GPU Utilization/Performace throttled in PyDS

• Hardware Platform : GPU
• DeepStream Version : 5.0
• NVIDIA GPU Driver Version : 440.64

I’m trying python deepstream-ssd example (it uses triton for infer), on deepstream-5 docker image, container is spawed with recommend config(shm, ulimit etc)

I added multi-rtsp support to it, but the gpu core usage(not memory utilization) doesn’t go above 40%, eventually the app will crash cause of memory when channels are too many.
Sometimes util even goes down a couple percent on avg when channels are increased.

Tried all the recommendation settings in troubleshooting section : increasing buffer-surface, set sink to sync=0, gave them all gpu-id=0

I also removed all the plugins after pgie to get clarity and tried changing memory allocation of model from triton config file.

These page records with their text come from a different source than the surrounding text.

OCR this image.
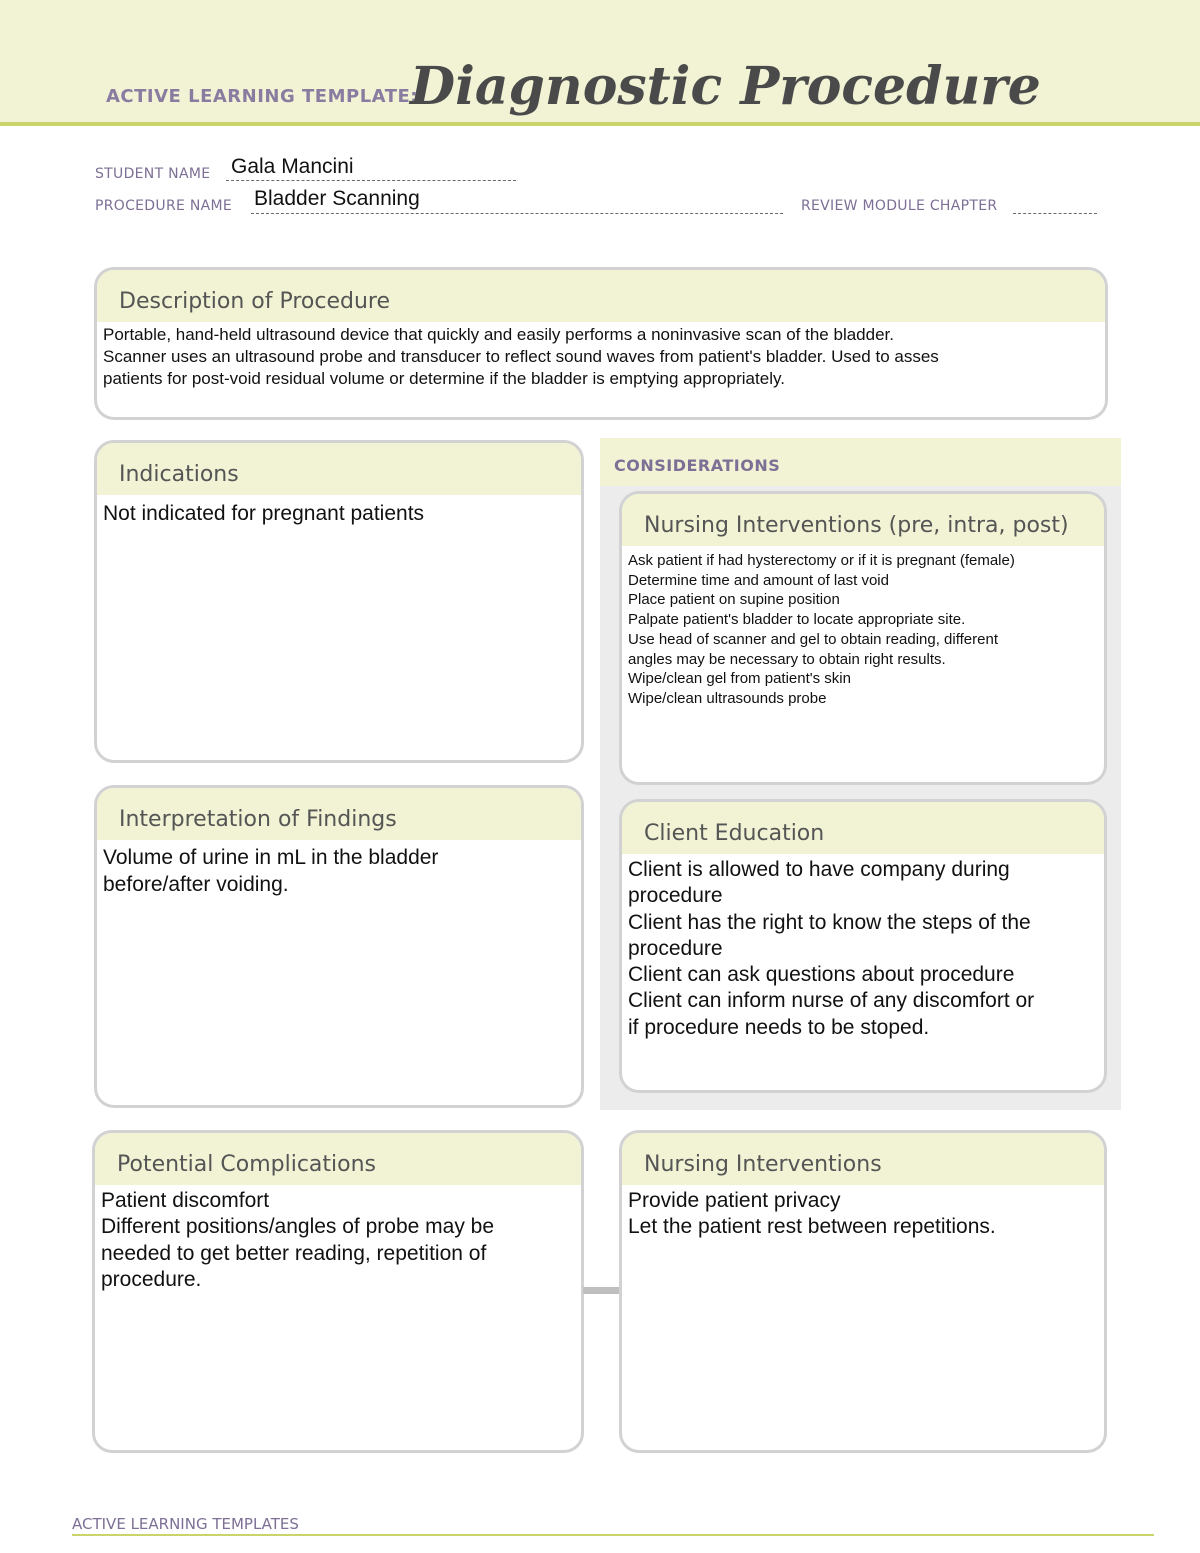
ACTIVE LEARNING TEMPLATE:
Diagnostic Procedure
STUDENT NAME Gala Mancini
PROCEDURE NAME Bladder Scanning	REVIEW MODULE CHAPTER
Description of Procedure
Portable, hand-held ultrasound device that quickly and easily performs a noninvasive scan of the bladder.
Scanner uses an ultrasound probe and transducer to reflect sound waves from patient's bladder. Used to asses
patients for post-void residual volume or determine if the bladder is emptying appropriately.
Indications
Not indicated for pregnant patients
CONSIDERATIONS
Nursing Interventions (pre, intra, post)
Ask patient if had hysterectomy or if it is pregnant (female)
Determine time and amount of last void
Place patient on supine position
Palpate patient's bladder to locate appropriate site.
Use head of scanner and gel to obtain reading, different
angles may be necessary to obtain right results.
Wipe/clean gel from patient's skin
Wipe/clean ultrasounds probe
Interpretation of Findings
Volume of urine in mL in the bladder
before/after voiding.
Client Education
Client is allowed to have company during
procedure
Client has the right to know the steps of the
procedure
Client can ask questions about procedure
Client can inform nurse of any discomfort or
if procedure needs to be stoped.
Potential Complications
Patient discomfort
Different positions/angles of probe may be
needed to get better reading, repetition of
procedure.
Nursing Interventions
Provide patient privacy
Let the patient rest between repetitions.
ACTIVE LEARNING TEMPLATES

I also read triton’s optimization guide and added dynamic-batching and tensorrt acceleration, however I wasn’t able to change no of instance from 1->2 as the app would stop running,

I have multi-gpu config, other gpus also automatically occupy ~600MB when app starts although there’s no utilization in them

I’m attaching the required two tars, one is code and second is triton model with config.

Command : python3 <no_of_copies_to_make_from_the_url>


@zhliunycm2 @DaneLLL @mchi @AastaLLL

Edit : clarified meaning of utilization

Please try changing tf_gpu_memory_fraction as suggested in another thread.

@zhliunycm2 I’ve tried that too, made it to occupy as far as 0.7 of my 15GB GPU, utilization was still throttled to 40% .
Edit : By utilisation I mean gpu core utilisation, not memory utilisation
Also, the link is broken I guess

Can you try lowering tf_gpu_memory_fraction to 0.4? Memory could be the bottleneck here.

I’ve tried : 0.3, 0.4, 0.6, 0.7. No effect.
I’ve attached the minimal code too, in case you could try

@zhliunycm2 Also there was this env variable mentioned in troubleshoot guide that apparently enables the latency measurement for all plugins, didn’t show anything on the python app though.

@zhliunycm2 Any update/insight?

We are investigating. To confirm:

  • Are you able to run a single stream without problems?
  • Are you running docker with a single GPU? If not already, please try “docker run --gpus device=0”.
  • What’s the max number of streams you can run before running into problem? You mentioned going from 1->2 caused app to stop.
  • You are seeing this with decode->streammux->pgie only pipeline? You mentioned removing all plugins after pgie.
  • Do you see this behavior with C version of the app (deepstream-app with trition config)?

It would also help if you can post the error messages. Thanks!